Quand Pie XII fermait les yeux... et laissait faire08/03/20022002Journal/medias/journalnumero/images/2002/03/une1754.jpg.445x577_q85_box-0%2C104%2C1383%2C1896_crop_detail.jpg

Leur société

Quand Pie XII fermait les yeux... et laissait faire

La récente sortie sur les écrans du dernier film de Costa-Gavras Amen a rouvert la polémique sur l'attitude de l'Eglise catholique et plus particulièrement de son chef de l'époque, Pie.Xll, face à l'extermination de millions de Juifs perpétrée par le régime nazi.

Les faits sont bien connus, même si les sommets de l'Eglise ne tiennent guère à ce qu'ils le soient. Au début des années soixante déjà, Rolf Hochhut, dans sa pièce de théâtre "Le Vicaire", dénonçait l'attitude de Pie XII, et des catholiques tentaient, par des manifestations comme à Paris en 1963, d'interrompre les représentations de cette pièce tandis que le pape Paul VI justifiait l'attitude de son prédécesseur.

C'est cette pièce de théâtre que Costa-Gavras a adaptée pour réaliser le film. Un jeune ingénieur protestant affecté dans les SS, responsable des services chargés des problèmes de désinfection, pourvoyeur des camps nazis en gaz toxiques, découvre la réalité. Dès lors il n'a de cesse d'alerter les autorités religieuses et surtout le pape dont il espère une condamnation ferme et publique des crimes antisémites nazis. Il ne trouvera que des portes closes et des oreilles sourdes, à l'exception d'un jeune prêtre qui, comme lui, ne pourra que constater l'indifférence, pour ne pas dire la connivence, de l'Eglise et du pape..

Aujourd'hui, des dizaines d'années plus tard l'Eglise fait "repentance". Le pape actuel à genoux demande pardon pour l'antisémitisme diffusé pendant des siècles par le clergé catholique parmi ses ouailles.
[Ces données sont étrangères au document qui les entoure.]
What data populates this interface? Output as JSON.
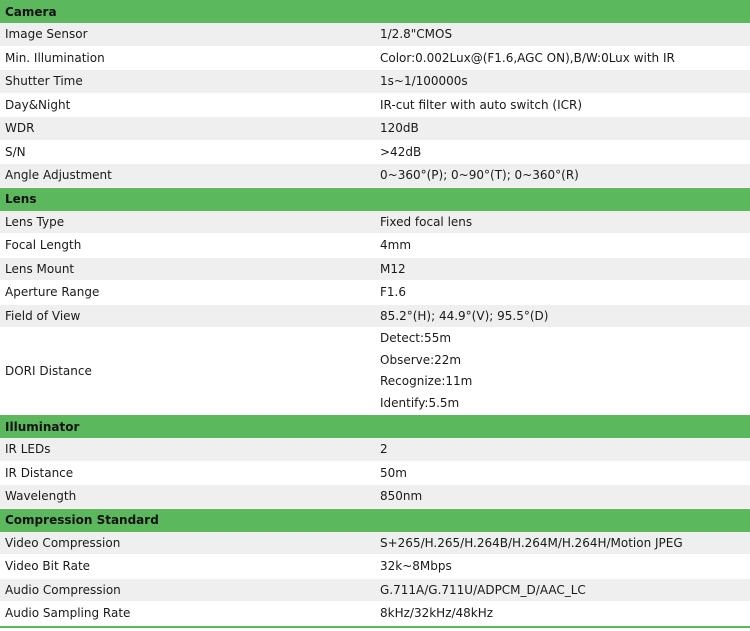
{
  "sections": [
    {
      "title": "Camera",
      "rows": [
        {
          "label": "Image Sensor",
          "value": "1/2.8\"CMOS"
        },
        {
          "label": "Min. Illumination",
          "value": "Color:0.002Lux@(F1.6,AGC ON),B/W:0Lux with IR"
        },
        {
          "label": "Shutter Time",
          "value": "1s~1/100000s"
        },
        {
          "label": "Day&Night",
          "value": "IR-cut filter with auto switch (ICR)"
        },
        {
          "label": "WDR",
          "value": "120dB"
        },
        {
          "label": "S/N",
          "value": ">42dB"
        },
        {
          "label": "Angle Adjustment",
          "value": "0~360°(P); 0~90°(T); 0~360°(R)"
        }
      ]
    },
    {
      "title": "Lens",
      "rows": [
        {
          "label": "Lens Type",
          "value": "Fixed focal lens"
        },
        {
          "label": "Focal Length",
          "value": "4mm"
        },
        {
          "label": "Lens Mount",
          "value": "M12"
        },
        {
          "label": "Aperture Range",
          "value": "F1.6"
        },
        {
          "label": "Field of View",
          "value": "85.2°(H); 44.9°(V); 95.5°(D)"
        },
        {
          "label": "DORI Distance",
          "values": [
            "Detect:55m",
            "Observe:22m",
            "Recognize:11m",
            "Identify:5.5m"
          ]
        }
      ]
    },
    {
      "title": "Illuminator",
      "rows": [
        {
          "label": "IR LEDs",
          "value": "2"
        },
        {
          "label": "IR Distance",
          "value": "50m"
        },
        {
          "label": "Wavelength",
          "value": "850nm"
        }
      ]
    },
    {
      "title": "Compression Standard",
      "rows": [
        {
          "label": "Video Compression",
          "value": "S+265/H.265/H.264B/H.264M/H.264H/Motion JPEG"
        },
        {
          "label": "Video Bit Rate",
          "value": "32k~8Mbps"
        },
        {
          "label": "Audio Compression",
          "value": "G.711A/G.711U/ADPCM_D/AAC_LC"
        },
        {
          "label": "Audio Sampling Rate",
          "value": "8kHz/32kHz/48kHz"
        }
      ]
    }
  ]
}
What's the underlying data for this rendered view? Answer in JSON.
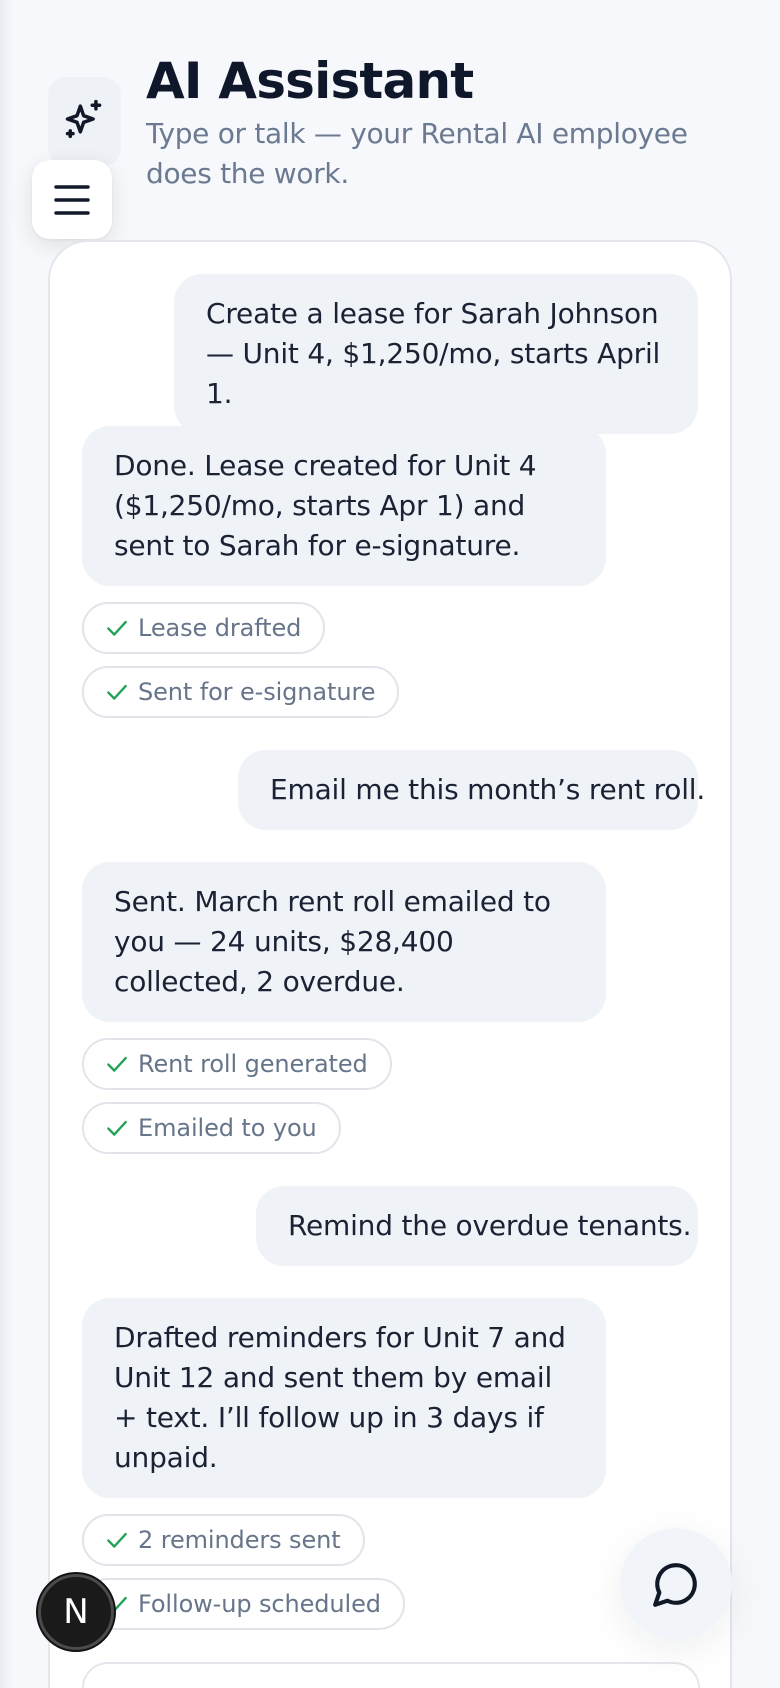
{
  "header": {
    "title": "AI Assistant",
    "subtitle": "Type or talk — your Rental AI employee does the work."
  },
  "icons": {
    "logo": "sparkles-icon",
    "menu": "hamburger-menu-icon",
    "chip_check": "check-icon",
    "chat": "chat-bubble-icon"
  },
  "colors": {
    "check": "#22a155",
    "bubble": "#eff2f7",
    "title": "#0f172a",
    "muted": "#6b7a90"
  },
  "conversation": [
    {
      "role": "user",
      "text": "Create a lease for Sarah Johnson — Unit 4, $1,250/mo, starts April 1."
    },
    {
      "role": "assistant",
      "text": "Done. Lease created for Unit 4 ($1,250/mo, starts Apr 1) and sent to Sarah for e-signature.",
      "chips": [
        "Lease drafted",
        "Sent for e-signature"
      ]
    },
    {
      "role": "user",
      "text": "Email me this month’s rent roll."
    },
    {
      "role": "assistant",
      "text": "Sent. March rent roll emailed to you — 24 units, $28,400 collected, 2 overdue.",
      "chips": [
        "Rent roll generated",
        "Emailed to you"
      ]
    },
    {
      "role": "user",
      "text": "Remind the overdue tenants."
    },
    {
      "role": "assistant",
      "text": "Drafted reminders for Unit 7 and Unit 12 and sent them by email + text. I’ll follow up in 3 days if unpaid.",
      "chips": [
        "2 reminders sent",
        "Follow-up scheduled"
      ]
    }
  ],
  "badge": {
    "letter": "N"
  }
}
Mais dans le même temps, les autorités du Vatican refusent toujours l'ouverture de leurs archives concernant la période de la Deuxième Guerre mondiale.

Encore jeune ecclésiastique, le futur Pie XII fut fortement impressionné par la révolution russe et la vague révolutionnaire qui secoua l'Allemagne après la Première Guerre mondiale. Représentant le Vatican à Munich, il se lia tout naturellement avec tout ce que cette ville pouvait compter comme officiers monarchistes et politiciens réactionnaires. Tous les moyens étaient alors bons pour endiguer le mouvement ouvrier et, à défaut de pouvoir l'écraser, isoler la révolution en Russie et l'étouffer.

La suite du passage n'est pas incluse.